Using the Box Scores from yesterday’s games, calculate the expected runs scored and expected runs allowed for each team using the BaseRuns formula (it may be easier to use a spreadsheet where you can enter the data and automatically calculate using a formula).
Which teams scored more runs than expected? Which teams scored fewer runs than expected? Based on the expected runs scored and allowed for each team, would the result of any of the games change? Go back and look at the play logs and see if you can find instances where teams sequenced their events in a beneficial way. What about instances where teams had poor sequencing?
Day 3
Now let’s use what we learned in our previous lesson about the relationship between runs and wins with our new ability to calculate expected runs scored and expected runs allowed.
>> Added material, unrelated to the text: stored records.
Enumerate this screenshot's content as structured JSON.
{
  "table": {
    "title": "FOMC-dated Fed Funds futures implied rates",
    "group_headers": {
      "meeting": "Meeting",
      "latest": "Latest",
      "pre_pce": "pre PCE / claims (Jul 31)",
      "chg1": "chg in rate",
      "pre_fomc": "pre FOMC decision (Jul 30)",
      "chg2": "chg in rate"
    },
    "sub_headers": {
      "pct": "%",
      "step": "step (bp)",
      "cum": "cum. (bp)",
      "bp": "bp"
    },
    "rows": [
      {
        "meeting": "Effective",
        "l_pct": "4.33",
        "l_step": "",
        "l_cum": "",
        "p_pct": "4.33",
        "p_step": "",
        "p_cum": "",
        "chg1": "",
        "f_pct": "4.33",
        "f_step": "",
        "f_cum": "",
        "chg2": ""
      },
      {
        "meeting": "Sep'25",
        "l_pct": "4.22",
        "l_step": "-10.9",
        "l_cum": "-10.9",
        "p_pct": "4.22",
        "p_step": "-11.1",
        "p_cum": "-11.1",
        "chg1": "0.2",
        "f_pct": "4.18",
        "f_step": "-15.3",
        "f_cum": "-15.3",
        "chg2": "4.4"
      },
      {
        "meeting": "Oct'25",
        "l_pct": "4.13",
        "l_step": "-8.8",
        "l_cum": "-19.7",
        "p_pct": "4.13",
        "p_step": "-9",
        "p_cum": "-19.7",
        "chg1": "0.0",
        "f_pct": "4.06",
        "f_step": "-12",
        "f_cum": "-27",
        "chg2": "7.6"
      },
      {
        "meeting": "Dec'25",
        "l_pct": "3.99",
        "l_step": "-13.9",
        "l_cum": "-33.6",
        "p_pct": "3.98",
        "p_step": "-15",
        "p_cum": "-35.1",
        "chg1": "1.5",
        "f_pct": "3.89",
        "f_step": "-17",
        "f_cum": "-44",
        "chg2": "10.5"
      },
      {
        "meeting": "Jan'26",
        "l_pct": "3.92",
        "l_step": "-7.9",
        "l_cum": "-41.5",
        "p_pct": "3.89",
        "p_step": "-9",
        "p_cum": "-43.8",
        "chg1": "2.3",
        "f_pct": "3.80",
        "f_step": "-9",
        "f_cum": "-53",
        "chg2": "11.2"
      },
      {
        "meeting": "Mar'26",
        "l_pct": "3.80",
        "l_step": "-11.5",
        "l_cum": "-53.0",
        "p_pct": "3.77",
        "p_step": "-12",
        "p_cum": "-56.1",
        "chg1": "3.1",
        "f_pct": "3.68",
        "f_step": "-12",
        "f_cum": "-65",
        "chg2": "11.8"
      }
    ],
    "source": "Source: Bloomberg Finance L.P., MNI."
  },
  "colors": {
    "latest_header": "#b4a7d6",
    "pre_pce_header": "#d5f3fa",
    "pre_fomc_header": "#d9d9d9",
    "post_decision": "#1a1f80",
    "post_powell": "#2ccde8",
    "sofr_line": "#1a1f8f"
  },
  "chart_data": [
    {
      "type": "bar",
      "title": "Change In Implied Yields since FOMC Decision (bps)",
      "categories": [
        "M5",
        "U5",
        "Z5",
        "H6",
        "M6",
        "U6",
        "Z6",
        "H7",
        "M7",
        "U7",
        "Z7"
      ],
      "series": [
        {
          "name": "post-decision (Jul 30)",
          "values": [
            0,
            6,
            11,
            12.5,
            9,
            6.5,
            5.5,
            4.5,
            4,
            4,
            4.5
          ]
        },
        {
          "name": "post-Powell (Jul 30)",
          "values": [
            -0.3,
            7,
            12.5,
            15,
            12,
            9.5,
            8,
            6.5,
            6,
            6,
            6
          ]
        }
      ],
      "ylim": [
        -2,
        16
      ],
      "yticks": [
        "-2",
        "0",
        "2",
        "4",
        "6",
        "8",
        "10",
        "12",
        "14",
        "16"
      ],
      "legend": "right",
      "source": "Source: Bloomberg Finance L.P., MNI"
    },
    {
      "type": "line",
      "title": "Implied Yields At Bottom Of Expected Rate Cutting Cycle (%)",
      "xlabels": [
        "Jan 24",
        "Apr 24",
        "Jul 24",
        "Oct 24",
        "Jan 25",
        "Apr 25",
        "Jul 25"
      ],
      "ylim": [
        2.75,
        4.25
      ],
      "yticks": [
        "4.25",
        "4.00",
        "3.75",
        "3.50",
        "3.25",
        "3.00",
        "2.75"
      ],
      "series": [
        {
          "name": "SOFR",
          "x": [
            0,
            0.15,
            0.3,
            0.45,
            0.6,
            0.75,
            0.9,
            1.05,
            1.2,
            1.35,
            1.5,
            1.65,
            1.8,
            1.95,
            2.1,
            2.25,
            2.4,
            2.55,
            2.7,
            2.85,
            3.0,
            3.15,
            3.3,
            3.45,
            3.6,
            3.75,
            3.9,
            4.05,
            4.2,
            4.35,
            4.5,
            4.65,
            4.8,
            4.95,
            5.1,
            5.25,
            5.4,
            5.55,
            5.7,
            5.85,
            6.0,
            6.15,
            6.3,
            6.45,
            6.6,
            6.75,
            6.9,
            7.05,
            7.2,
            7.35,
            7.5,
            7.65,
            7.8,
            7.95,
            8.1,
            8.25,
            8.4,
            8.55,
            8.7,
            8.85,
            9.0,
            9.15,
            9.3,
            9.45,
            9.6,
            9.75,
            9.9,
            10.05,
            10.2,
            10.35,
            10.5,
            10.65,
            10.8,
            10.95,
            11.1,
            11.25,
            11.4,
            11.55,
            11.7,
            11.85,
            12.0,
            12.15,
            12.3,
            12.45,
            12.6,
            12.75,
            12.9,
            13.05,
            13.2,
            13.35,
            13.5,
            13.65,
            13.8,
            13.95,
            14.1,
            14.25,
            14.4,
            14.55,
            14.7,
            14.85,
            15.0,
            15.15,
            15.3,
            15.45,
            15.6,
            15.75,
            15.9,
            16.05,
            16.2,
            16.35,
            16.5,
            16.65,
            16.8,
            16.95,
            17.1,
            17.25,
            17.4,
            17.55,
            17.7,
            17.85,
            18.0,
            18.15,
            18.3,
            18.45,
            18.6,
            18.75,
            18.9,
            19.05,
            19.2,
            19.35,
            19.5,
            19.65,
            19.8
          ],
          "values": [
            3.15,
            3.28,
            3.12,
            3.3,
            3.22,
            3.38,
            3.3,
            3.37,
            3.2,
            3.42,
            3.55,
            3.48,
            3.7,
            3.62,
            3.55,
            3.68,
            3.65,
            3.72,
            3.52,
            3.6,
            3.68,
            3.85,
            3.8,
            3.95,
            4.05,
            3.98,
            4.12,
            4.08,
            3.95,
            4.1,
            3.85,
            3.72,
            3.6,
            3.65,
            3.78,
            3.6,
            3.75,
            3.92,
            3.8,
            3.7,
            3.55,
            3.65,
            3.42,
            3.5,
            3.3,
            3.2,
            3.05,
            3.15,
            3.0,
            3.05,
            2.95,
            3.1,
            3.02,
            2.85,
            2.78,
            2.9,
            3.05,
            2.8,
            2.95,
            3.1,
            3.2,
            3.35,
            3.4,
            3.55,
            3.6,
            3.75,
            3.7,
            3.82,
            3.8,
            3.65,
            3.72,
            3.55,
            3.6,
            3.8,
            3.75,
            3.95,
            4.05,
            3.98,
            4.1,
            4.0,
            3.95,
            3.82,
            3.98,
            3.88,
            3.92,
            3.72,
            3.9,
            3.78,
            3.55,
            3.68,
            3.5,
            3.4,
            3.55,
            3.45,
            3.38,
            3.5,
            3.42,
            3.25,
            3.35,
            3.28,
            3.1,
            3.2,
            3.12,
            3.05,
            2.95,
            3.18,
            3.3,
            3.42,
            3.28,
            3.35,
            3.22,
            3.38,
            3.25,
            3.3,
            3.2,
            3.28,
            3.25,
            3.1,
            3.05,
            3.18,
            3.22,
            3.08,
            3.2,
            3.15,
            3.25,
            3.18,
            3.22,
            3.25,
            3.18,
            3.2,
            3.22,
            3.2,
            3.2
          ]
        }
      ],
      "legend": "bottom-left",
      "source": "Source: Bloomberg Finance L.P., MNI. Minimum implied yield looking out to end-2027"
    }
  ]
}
In that previous lesson, we learned that this relationship can be put into an equation: win% = runs scored2 / (runs scored2 + runs allowed2). If we substitute the expected runs scored and expected runs allowed calculated using the BaseRuns formula, we can find an expected win%.
Using the FanGraphs team leaderboards, calculate expected runs scored and expected runs allowed for every team, then use the Pythagorean Expectation to calculate an expected win% for every team.
Now compare your calculated expected win% with the actual win% of each team. Which teams had a higher expected win%? Which teams had a lower expected win%? How would our comparison change if we calculated each team’s Pythagorean Expectation using actual runs scored and runs allowed and compared it to our BaseRuns expected win%?
We now have the ability to calculate two different levels of expected win% to compare to actual win%. What are some of the strengths of using BaseRuns expected win%? What are some of the strengths of using the Pythagorean Expectation using actual runs scored and runs allowed?